Tuesday, March 23, 2010

Running...like they do on Baywatch


Of course my first question to my doctor was if I could still run, due to the pregnancy. She told me that I could keep running, but (and this is a big one) I have to keep my heartrate below 140 bpm. Seriously? So, I said okay I can live with that. I can still run, no big deal. Mr. Jeep wanted to know for how long I could keep running. I think he was a little worried that the crazies that are usually kept away by my running would start creeping back into our lives, as was I. The doctor told me that I can keep running until it is no longer comfortable. GREAT! was the response from both of us. Great, until you actually get out there.

So the day after she gave me the go ahead, I headed out for my run. I set my Garmin up so that it would beep at me when I got above 140 bpm. I soon realized a few things on that run. One, I don't know my Garmin as well as I should. I won't bore you with all the technical details, but I didn't have the right thing set and it beeped at me the entire time I was on my run. I thought I was going to lose my f--ing mind. The other thing I realized is that I have to run really slow to keep my heartrate at 140 bpm or below. I really felt like people who were watching me thought this was the first time I ever ran. It took me about 10 minutes longer to do the route that I ran.
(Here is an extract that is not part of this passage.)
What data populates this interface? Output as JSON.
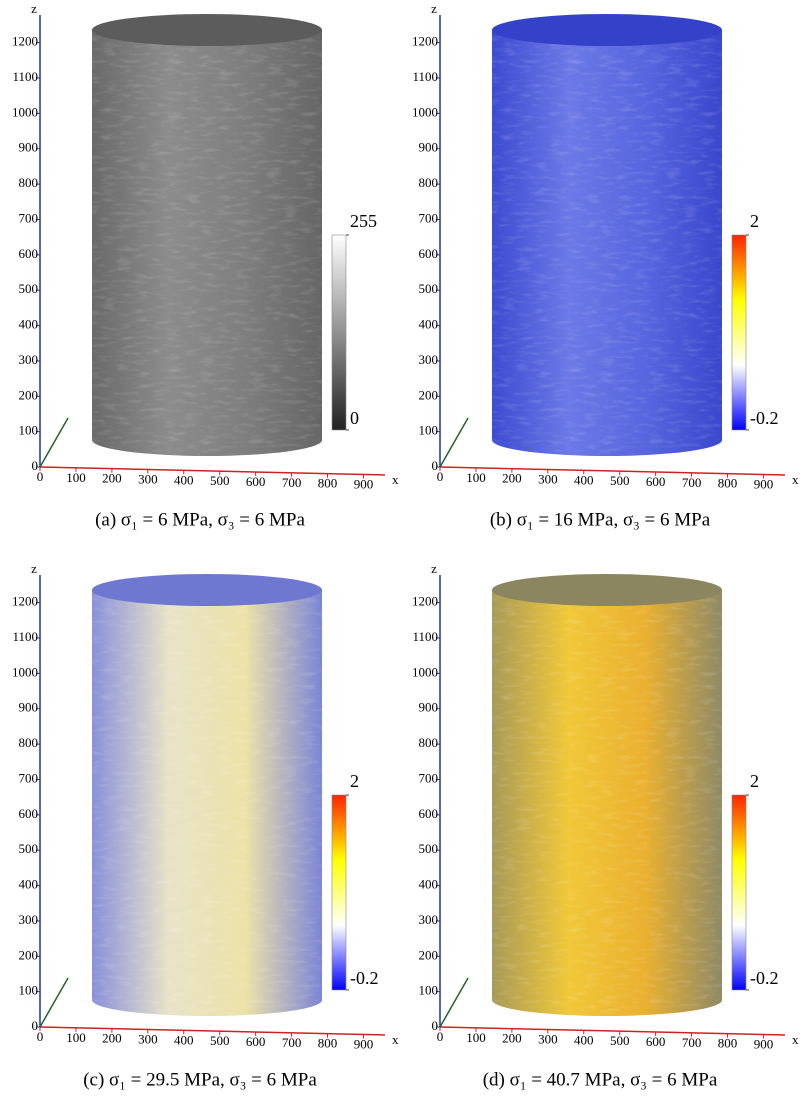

I kept reminding myself that this is not just for me anymore and that I have to think of the other person inside of me and do what's best for him/her.

I haven't been running as much as I would like. I haven't been sleeping well and can't get up at 5 am to do my normal run. And by the time I get home from work, there's way too many other things to take care of and worry about. Plus, I've been exhausted. This week I have felt like I've gotten some of my energy back, a little. So my goal is to get back on track, or at least the track I should be on right now.
It's very hard for a competitive person to change her thinking, but I'm trying.